I am even starting to question whether the person’s emotional responses should be considered the primary focus of grief theory, or whether we should consider these as behaviors pointing to a search for meaning. In other words, instead of focusing on and quantifying the reactions of grieving people, we need to ask the “Why” of these reactions and understand the meaning of the loss to that individual which they are “expressing” through their emotions and behaviors.
Several criteria seem to validate this conclusion:
- The reality of death or loss is personal and unique for different individuals
- People need to be perceived as “active” in facing life challenges rather than being “passive reactors” to them.
- Any theory of mourning must encourage the elucidation of the personal meanings of loss, without subtly suggesting what constitutes “normal” grieving.
- Any theory should describe how a person’s world is forever transformed by loss, rather than suggesting a return to some “pre-existing established state” following “recovery” from the loss.

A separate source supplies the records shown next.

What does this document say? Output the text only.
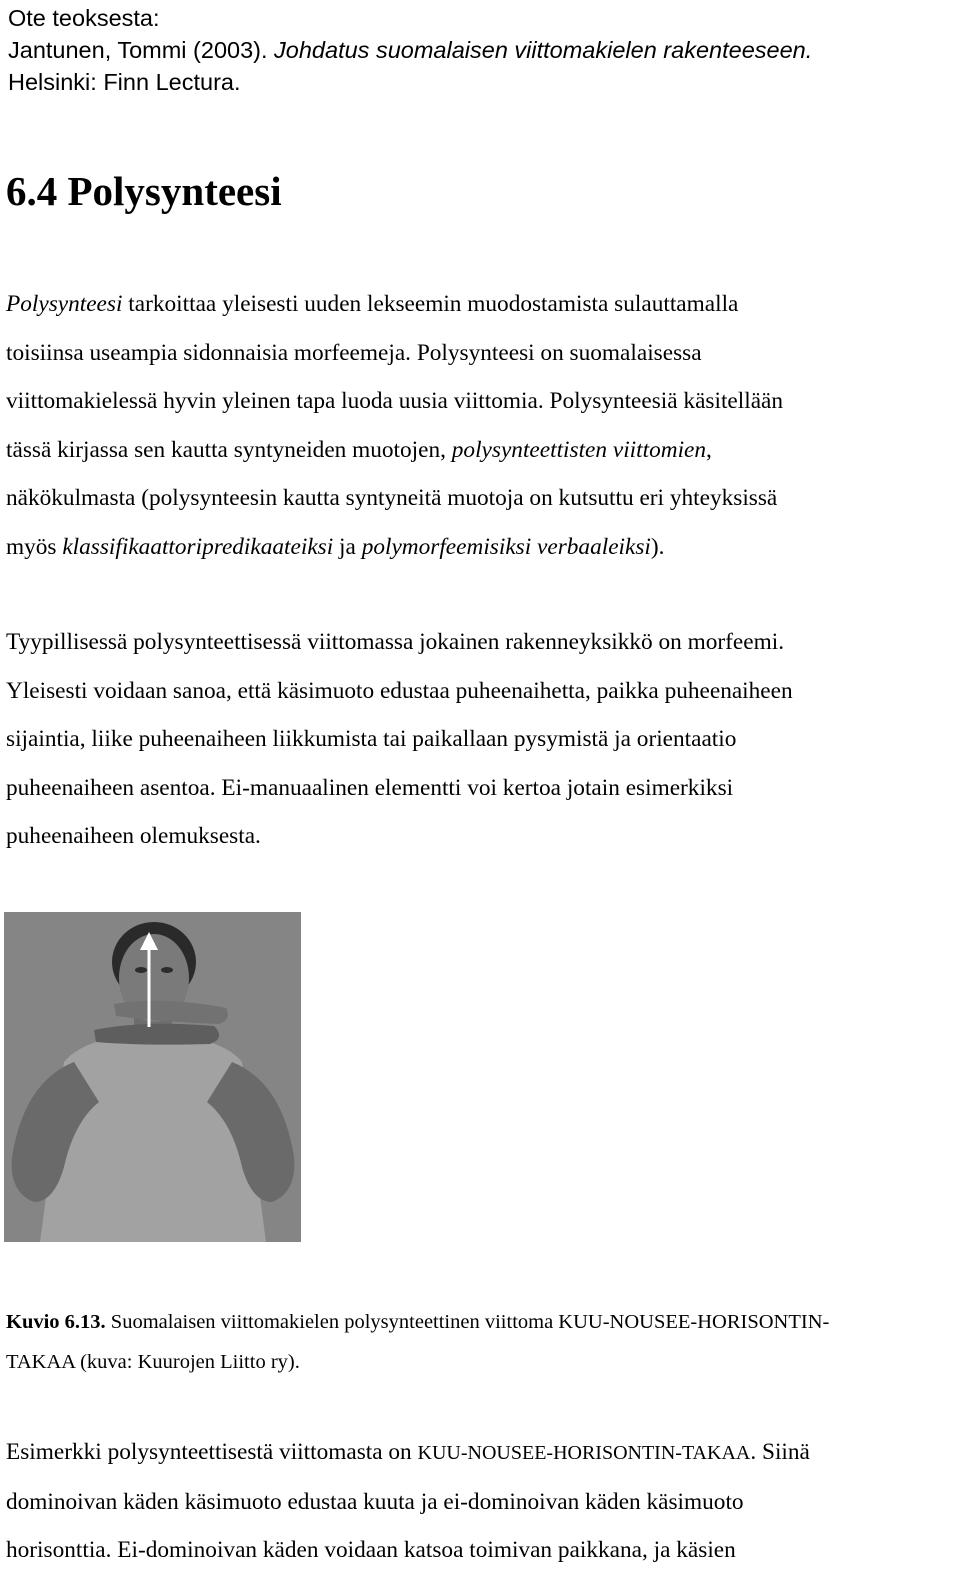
Ote teoksesta:
Jantunen, Tommi (2003). Johdatus suomalaisen viittomakielen rakenteeseen.
Helsinki: Finn Lectura.
6.4 Polysynteesi
Polysynteesi tarkoittaa yleisesti uuden lekseemin muodostamista sulauttamalla
toisiinsa useampia sidonnaisia morfeemeja. Polysynteesi on suomalaisessa
viittomakielessä hyvin yleinen tapa luoda uusia viittomia. Polysynteesiä käsitellään
tässä kirjassa sen kautta syntyneiden muotojen, polysynteettisten viittomien,
näkökulmasta (polysynteesin kautta syntyneitä muotoja on kutsuttu eri yhteyksissä
myös klassifikaattoripredikaateiksi ja polymorfeemisiksi verbaaleiksi).
Tyypillisessä polysynteettisessä viittomassa jokainen rakenneyksikkö on morfeemi.
Yleisesti voidaan sanoa, että käsimuoto edustaa puheenaihetta, paikka puheenaiheen
sijaintia, liike puheenaiheen liikkumista tai paikallaan pysymistä ja orientaatio
puheenaiheen asentoa. Ei-manuaalinen elementti voi kertoa jotain esimerkiksi
puheenaiheen olemuksesta.
Kuvio 6.13. Suomalaisen viittomakielen polysynteettinen viittoma KUU-NOUSEE-HORISONTIN-
TAKAA (kuva: Kuurojen Liitto ry).
Esimerkki polysynteettisestä viittomasta on KUU-NOUSEE-HORISONTIN-TAKAA. Siinä
dominoivan käden käsimuoto edustaa kuuta ja ei-dominoivan käden käsimuoto
horisonttia. Ei-dominoivan käden voidaan katsoa toimivan paikkana, ja käsien
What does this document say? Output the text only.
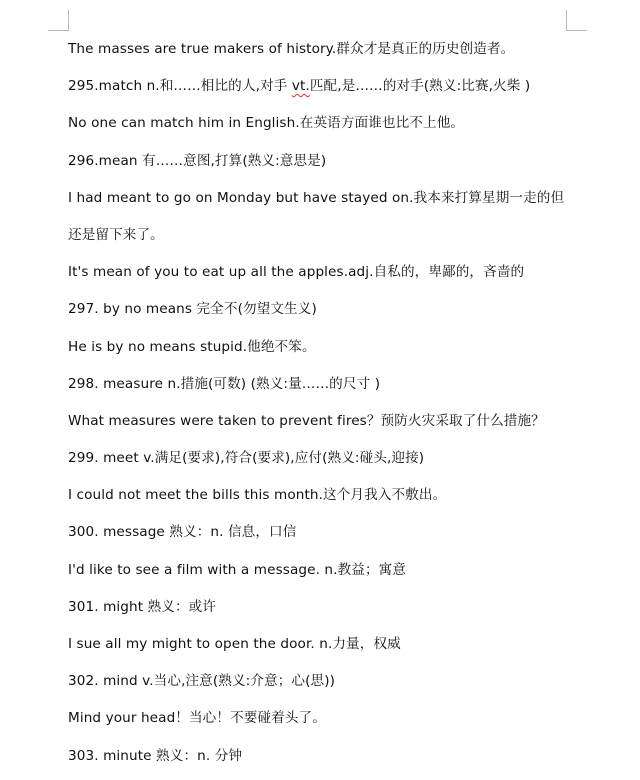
The masses are true makers of history.群众才是真正的历史创造者。
295.match n.和……相比的人,对手 vt.匹配,是……的对手(熟义:比赛,火柴 )
No one can match him in English.在英语方面谁也比不上他。
296.mean 有……意图,打算(熟义:意思是)
I had meant to go on Monday but have stayed on.我本来打算星期一走的但
还是留下来了。
It's mean of you to eat up all the apples.adj.自私的，卑鄙的，吝啬的
297. by no means 完全不(勿望文生义)
He is by no means stupid.他绝不笨。
298. measure n.措施(可数) (熟义:量……的尺寸 )
What measures were taken to prevent fires？预防火灾采取了什么措施？
299. meet v.满足(要求),符合(要求),应付(熟义:碰头,迎接)
I could not meet the bills this month.这个月我入不敷出。
300. message 熟义：n. 信息，口信
I'd like to see a film with a message. n.教益；寓意
301. might 熟义：或许
I sue all my might to open the door. n.力量，权威
302. mind v.当心,注意(熟义:介意；心(思))
Mind your head！当心！不要碰着头了。
303. minute 熟义：n. 分钟
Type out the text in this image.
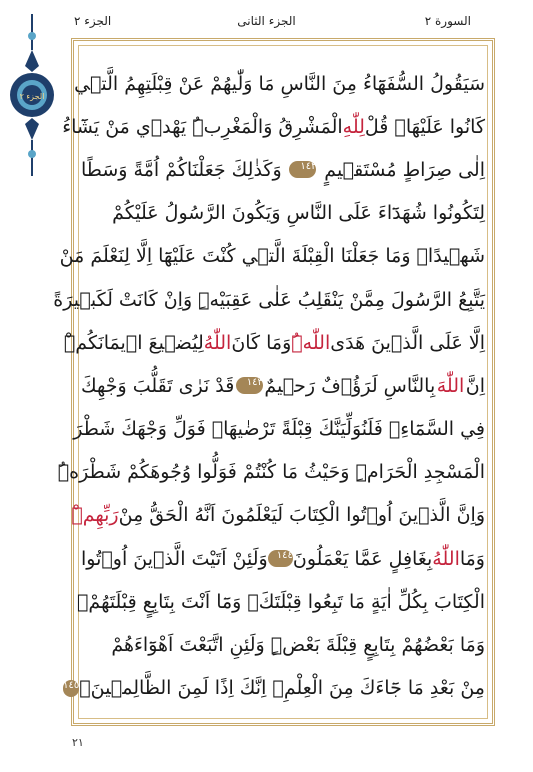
السورة ٢
الجزء الثانى
الجزء ٢
الجزء ٢
سَيَقُولُ السُّفَهَٓاءُ مِنَ النَّاسِ مَا وَلّٰيهُمْ عَنْ قِبْلَتِهِمُ الَّت۪ي
كَانُوا عَلَيْهَاۜ قُلْ
لِلّٰهِ
الْمَشْرِقُ وَالْمَغْرِبُۜ يَهْد۪ي مَنْ يَشَٓاءُ
اِلٰى صِرَاطٍ مُسْتَق۪يمٍ
١٤٢
وَكَذٰلِكَ جَعَلْنَاكُمْ اُمَّةً وَسَطًا
لِتَكُونُوا شُهَدَٓاءَ عَلَى النَّاسِ وَيَكُونَ الرَّسُولُ عَلَيْكُمْ
شَه۪يدًاۜ وَمَا جَعَلْنَا الْقِبْلَةَ الَّت۪ي كُنْتَ عَلَيْهَٓا اِلَّا لِنَعْلَمَ مَنْ
يَتَّبِعُ الرَّسُولَ مِمَّنْ يَنْقَلِبُ عَلٰى عَقِبَيْهِۜ وَاِنْ كَانَتْ لَكَب۪يرَةً
اِلَّا عَلَى الَّذ۪ينَ هَدَى
اللّٰهُۜ
وَمَا كَانَ
اللّٰهُ
لِيُض۪يعَ ا۪يمَانَكُمْۜ
اِنَّ
اللّٰهَ
بِالنَّاسِ لَرَؤُ۫فٌ رَح۪يمٌ
١٤٣
قَدْ نَرٰى تَقَلُّبَ وَجْهِكَ
فِي السَّمَٓاءِۚ فَلَنُوَلِّيَنَّكَ قِبْلَةً تَرْضٰيهَاۖ فَوَلِّ وَجْهَكَ شَطْرَ
الْمَسْجِدِ الْحَرَامِۜ وَحَيْثُ مَا كُنْتُمْ فَوَلُّوا وُجُوهَكُمْ شَطْرَهُۜ
وَاِنَّ الَّذ۪ينَ اُو۫تُوا الْكِتَابَ لَيَعْلَمُونَ اَنَّهُ الْحَقُّ مِنْ
رَبِّهِمْۜ
وَمَا
اللّٰهُ
بِغَافِلٍ عَمَّا يَعْمَلُونَ
١٤٤
وَلَئِنْ اَتَيْتَ الَّذ۪ينَ اُو۫تُوا
الْكِتَابَ بِكُلِّ اٰيَةٍ مَا تَبِعُوا قِبْلَتَكَۚ وَمَٓا اَنْتَ بِتَابِعٍ قِبْلَتَهُمْۚ
وَمَا بَعْضُهُمْ بِتَابِعٍ قِبْلَةَ بَعْضٍۜ وَلَئِنِ اتَّبَعْتَ اَهْوَٓاءَهُمْ
مِنْ بَعْدِ مَا جَٓاءَكَ مِنَ الْعِلْمِۙ اِنَّكَ اِذًا لَمِنَ الظَّالِم۪ينَۢ
١٤٥
٢١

In other words, any good model of grief should not simply be reduced to some attempt to achieve the reestablishment of pre-loss patterns. Because life will never be the same again! That does not mean it cannot be good. It simply says that life has changed.
The implication for caregivers is that we need to go beyond the hackneyed expressions of support or preconceived ideas of what a particular loss “feels like” to any given griever. The particularity of loss prompts us to listen intently for clues as to the unique significance of the bereavement experience of each individual. Counselors need to appreciate more deeply the extent to which losses can occasion profound shifts in the person’s sense of who they are. Thus grieving entails not only a process of re-learning a world disrupted by loss, but re-learning the “self” as well.
I believe that while bereavement is a choiceless event, the grief process involves many choices, with various possible options to approach or indeed to avoid. The key to understanding bereavement is the task of relearning that one’s world that has been changed forever by the loss, and what every grieving person has to do is to adopt different assumptions about and ways of living in this new world that their loss has brought about.